Finding The Courage
03 / 12 / 2019
The need to be strong and resilient for the job is often the problem in asking for help, according to Major Matt Finnerty, Major Army HQ 11 Brigade.
“In the ADF, we pride ourselves on our strength, and often we feel it is a weakness to admit that we may not be doing well mentally and emotionally. However the reality is that finding the courage to talk about your feelings, to reach out to someone and tell them you’re not doing so well takes incredible strength.”
“We all experience these feelings from time to time.”
Major Finnerty says the transient nature of the job is one of the reasons why it is easy to become disconnected. “I have served for more than ten years on and off in Townsville and I have had periods unaccompanied by my family, so I know how hard it can be. It is difficult for relationships to sustain and the stresses involved in postings can take their toll on family life. This is why it is so important to keep connected with your mates, to keep an eye on them and if something feels off, to have a chat about it. It's also important to know that we all experience these feelings from time to time.”

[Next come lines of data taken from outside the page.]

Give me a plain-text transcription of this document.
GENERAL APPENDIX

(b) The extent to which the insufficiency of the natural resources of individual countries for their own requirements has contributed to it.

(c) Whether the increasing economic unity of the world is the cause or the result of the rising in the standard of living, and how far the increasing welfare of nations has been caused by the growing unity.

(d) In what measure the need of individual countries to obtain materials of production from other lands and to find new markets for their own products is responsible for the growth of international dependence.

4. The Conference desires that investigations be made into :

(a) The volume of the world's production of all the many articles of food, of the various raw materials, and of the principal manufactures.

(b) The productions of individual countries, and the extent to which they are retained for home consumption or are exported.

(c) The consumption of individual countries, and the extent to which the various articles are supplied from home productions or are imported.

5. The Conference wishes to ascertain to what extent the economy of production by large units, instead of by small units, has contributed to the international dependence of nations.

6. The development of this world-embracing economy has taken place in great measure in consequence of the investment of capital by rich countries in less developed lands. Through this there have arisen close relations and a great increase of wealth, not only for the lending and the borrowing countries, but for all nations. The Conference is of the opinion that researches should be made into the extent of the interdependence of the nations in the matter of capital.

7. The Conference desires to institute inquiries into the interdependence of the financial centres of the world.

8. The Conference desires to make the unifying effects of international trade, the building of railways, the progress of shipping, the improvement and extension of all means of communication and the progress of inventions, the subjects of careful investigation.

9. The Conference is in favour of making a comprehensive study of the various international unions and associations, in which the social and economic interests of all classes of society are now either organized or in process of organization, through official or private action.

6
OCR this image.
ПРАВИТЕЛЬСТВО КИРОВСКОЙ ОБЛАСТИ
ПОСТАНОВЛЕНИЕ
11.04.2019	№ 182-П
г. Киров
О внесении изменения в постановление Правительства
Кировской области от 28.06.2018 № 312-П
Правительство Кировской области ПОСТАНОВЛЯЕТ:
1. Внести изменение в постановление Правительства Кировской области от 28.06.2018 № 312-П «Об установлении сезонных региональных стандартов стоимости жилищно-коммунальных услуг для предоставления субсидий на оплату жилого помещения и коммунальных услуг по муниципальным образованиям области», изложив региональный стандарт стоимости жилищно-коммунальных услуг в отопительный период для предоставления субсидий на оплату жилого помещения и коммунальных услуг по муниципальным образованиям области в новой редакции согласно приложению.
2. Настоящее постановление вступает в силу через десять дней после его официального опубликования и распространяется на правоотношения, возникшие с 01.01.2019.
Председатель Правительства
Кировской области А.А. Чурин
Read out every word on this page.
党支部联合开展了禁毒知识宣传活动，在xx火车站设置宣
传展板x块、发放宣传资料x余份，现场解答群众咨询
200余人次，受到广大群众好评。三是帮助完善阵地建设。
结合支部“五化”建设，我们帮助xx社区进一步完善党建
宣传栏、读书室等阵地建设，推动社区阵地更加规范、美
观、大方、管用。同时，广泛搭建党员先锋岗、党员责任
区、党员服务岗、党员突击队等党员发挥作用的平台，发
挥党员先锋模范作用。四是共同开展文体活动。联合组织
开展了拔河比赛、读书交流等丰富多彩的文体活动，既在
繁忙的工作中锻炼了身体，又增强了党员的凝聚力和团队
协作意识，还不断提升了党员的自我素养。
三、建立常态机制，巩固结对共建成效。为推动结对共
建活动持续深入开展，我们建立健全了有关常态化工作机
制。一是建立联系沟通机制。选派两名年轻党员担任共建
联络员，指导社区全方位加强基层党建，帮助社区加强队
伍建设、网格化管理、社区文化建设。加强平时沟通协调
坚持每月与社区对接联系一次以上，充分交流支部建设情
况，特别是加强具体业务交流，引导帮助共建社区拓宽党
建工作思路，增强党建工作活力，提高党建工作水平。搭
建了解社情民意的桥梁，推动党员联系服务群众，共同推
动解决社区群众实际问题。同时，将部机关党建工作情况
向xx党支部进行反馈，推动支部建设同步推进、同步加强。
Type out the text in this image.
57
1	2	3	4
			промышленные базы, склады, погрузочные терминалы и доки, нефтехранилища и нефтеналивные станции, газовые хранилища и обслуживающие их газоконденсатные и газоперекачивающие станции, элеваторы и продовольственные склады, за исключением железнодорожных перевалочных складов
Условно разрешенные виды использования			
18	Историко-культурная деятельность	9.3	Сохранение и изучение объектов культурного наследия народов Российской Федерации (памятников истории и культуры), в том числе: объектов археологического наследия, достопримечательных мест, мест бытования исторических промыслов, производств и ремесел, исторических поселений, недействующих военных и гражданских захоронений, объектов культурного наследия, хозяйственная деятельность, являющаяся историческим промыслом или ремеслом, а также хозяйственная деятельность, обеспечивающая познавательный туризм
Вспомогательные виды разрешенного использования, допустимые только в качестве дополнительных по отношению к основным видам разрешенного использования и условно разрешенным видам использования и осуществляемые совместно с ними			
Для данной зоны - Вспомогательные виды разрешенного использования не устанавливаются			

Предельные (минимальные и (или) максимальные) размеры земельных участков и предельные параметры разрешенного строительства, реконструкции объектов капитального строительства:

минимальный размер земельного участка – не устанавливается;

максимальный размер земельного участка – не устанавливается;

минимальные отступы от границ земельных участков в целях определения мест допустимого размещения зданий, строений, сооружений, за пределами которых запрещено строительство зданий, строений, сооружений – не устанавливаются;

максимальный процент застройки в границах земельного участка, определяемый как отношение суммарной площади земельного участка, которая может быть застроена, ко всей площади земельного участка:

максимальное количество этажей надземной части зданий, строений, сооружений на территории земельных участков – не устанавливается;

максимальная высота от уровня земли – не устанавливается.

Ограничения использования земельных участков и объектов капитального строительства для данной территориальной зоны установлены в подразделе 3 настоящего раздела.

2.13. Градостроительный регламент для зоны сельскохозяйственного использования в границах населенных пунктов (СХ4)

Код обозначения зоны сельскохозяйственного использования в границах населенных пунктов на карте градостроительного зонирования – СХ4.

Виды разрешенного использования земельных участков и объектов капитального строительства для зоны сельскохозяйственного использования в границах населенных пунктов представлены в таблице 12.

The Check Your Mates campaign is an outcome of the Operation Compass project - the ex-ADF and Families Suicide Prevention Project, based in Townsville. Operation Compass is one of 12 National Suicide Prevention trial sites funded by the Commonwealth Government. It is the only project focused exclusively on veterans of the ADF and their families. The project is coordinated through the Northern Queensland Primary Health Network.